#015 Template matching using OpenCV in Python

#015 Template matching using OpenCV in Python

Highlights: In this post, we’re going to talk about template matching which is probably the simplest form of object detection. Template matching is a technique in digital image processing that identifies the parts of an image that match a predefined template. It has various applications and is used in such fields as face and speech recognition, automation, and motion estimation. So, let’s begin with our post and see how template matching works in Python.

Tutorial Overview:

  1. How does template matching work?
  2. Template matching in OpenCV with Python

1. How does template matching work?

Let’s have a look at the following example. In this GIF animation, we can see a photo of Lionel Messi. This is our input image. We also have the template image which is a cropped part of the input image. Now, we are simply going to scan a larger image with this template by sliding it across all possible positions. Then, we will compare a template against overlapped image regions in the larger image, until we find a match. 

Template matching

So, how are we going to make that comparison? Are we going to compare pixel by pixel or do we need to use another method? OpenCV has provided several different template matching methods. Here we can see the formulas that OpenCV has calculated for each available method. Note that \(I \) denotes an image, \(T \) template image, and \(R \) result.

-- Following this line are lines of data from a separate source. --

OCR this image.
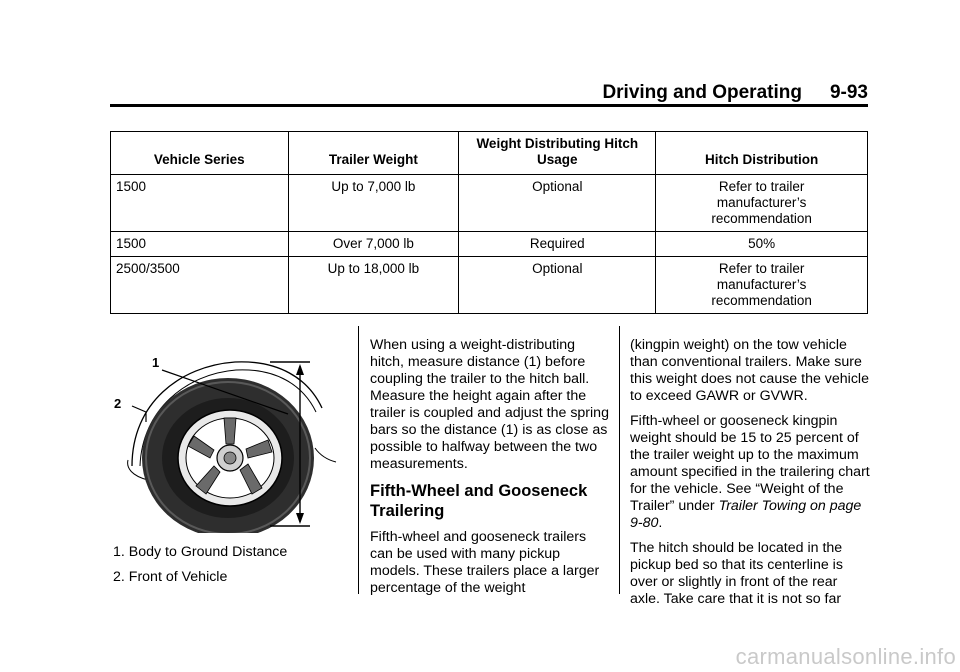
Driving and Operating 9-93
Vehicle Series	Trailer Weight	Weight Distributing Hitch Usage	Hitch Distribution
1500	Up to 7,000 lb	Optional	Refer to trailer manufacturer’s recommendation
1500	Over 7,000 lb	Required	50%
2500/3500	Up to 18,000 lb	Optional	Refer to trailer manufacturer’s recommendation
1
2
1. Body to Ground Distance
2. Front of Vehicle

When using a weight-distributing hitch, measure distance (1) before coupling the trailer to the hitch ball. Measure the height again after the trailer is coupled and adjust the spring bars so the distance (1) is as close as possible to halfway between the two measurements.

Fifth-Wheel and Gooseneck Trailering

Fifth-wheel and gooseneck trailers can be used with many pickup models. These trailers place a larger percentage of the weight

(kingpin weight) on the tow vehicle than conventional trailers. Make sure this weight does not cause the vehicle to exceed GAWR or GVWR.

Fifth-wheel or gooseneck kingpin weight should be 15 to 25 percent of the trailer weight up to the maximum amount specified in the trailering chart for the vehicle. See “Weight of the Trailer” under Trailer Towing on page 9-80.

The hitch should be located in the pickup bed so that its centerline is over or slightly in front of the rear axle. Take care that it is not so far

carmanualsonline.info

SqDiff – Squared difference

$$ R(x, y)=\sum_{x^{\prime}, y^{\prime}}\left(T\left(x^{\prime}, y^{\prime}\right)-I\left(x+x^{\prime}, y+y^{\prime}\right)\right)^{2} $$

SqDiffNormed – Normalized squared difference

$$ R(x, y)=\frac{\sum_{x^{\prime}, y^{\prime}}\left(T\left(x^{\prime}, y^{\prime}\right)-I\left(x+x^{\prime}, y+y^{\prime}\right)\right)^{2}}{\sqrt{\sum_{x^{\prime}, y^{\prime}} T\left(x^{\prime}, y^{\prime}\right)^{2} \cdot \sum_{x^{\prime}, y^{\prime}} I\left(x+x^{\prime}, y+y^{\prime}\right)^{2}}} $$

CCorr – Cross correlation

$$ R(x, y)=\sum_{x^{\prime}, y^{\prime}}\left(T\left(x^{\prime}, y^{\prime}\right) \cdot I\left(x+x^{\prime}, y+y^{\prime}\right)\right) $$

CCorrNormed – Normalized cross correlation

$$ R(x, y)=\frac{\sum_{x^{\prime}, y^{\prime}}\left(T\left(x^{\prime}, y^{\prime}\right)-I\left(x+x^{\prime}, y+y^{\prime}\right)\right)^{2}}{\sqrt{\sum_{x^{\prime}, y^{\prime}} T\left(x^{\prime}, y^{\prime}\right)^{2} \cdot \sum_{x^{\prime}, y^{\prime}} I\left(x+x^{\prime}, y+y^{\prime}\right)^{2}}} $$

CCoeff – Cosine coefficient

$$ R(x, y)=\sum_{x^{\prime}, y^{\prime}}\left(T^{\prime}\left(x^{\prime}, y^{\prime}\right) \cdot I^{\prime}\left(x+x^{\prime}, y+y^{\prime}\right)\right) $$

Where:

$$ T^{\prime}\left(x^{\prime}, y^{\prime}\right)=T\left(x^{\prime}, y^{\prime}\right)-1 /(w \cdot h) \cdot \sum_{x^{\prime \prime}, y^{\prime \prime}} T\left(x^{\prime \prime}, y^{\prime \prime}\right) $$

$$ I^{\prime}\left(x+x^{\prime}, y+y^{\prime}\right)=I\left(x+x^{\prime}, y+y^{\prime}\right)-1 /(w \cdot h) \cdot \sum_{x^{\prime \prime}, y^{\prime \prime}} I\left(x+x^{\prime \prime}, y+y^{\prime \prime}\right) $$

CCoeffNormed – Normalized cosine coefficient

$$ R(x, y)=\frac{\sum_{x^{\prime}, y^{\prime}}\left(T^{\prime}\left(x^{\prime}, y^{\prime}\right) \cdot I^{\prime}\left(x+x^{\prime}, y+y^{\prime}\right)\right)}{\sqrt{\sum_{x^{\prime}, y^{\prime}} T^{\prime}\left(x^{\prime}, y^{\prime}\right)^{2} \cdot \sum_{x^{\prime} y^{\prime}} I^{\prime}\left(x+x^{\prime}, y+y^{\prime}\right)^{2}}} $$

When we slide the template image across the input image, a metric is calculated at every pixel location. This metric represents how similar the template is to that particular area of the input image. For each location of \(T \) in the image \(I \) we store the metric in the result matrix \(R \). Each location \((x,y) \) in \(R \) contains the match metric. Note that this process is very similar to the convolution where the output of our image will shrink.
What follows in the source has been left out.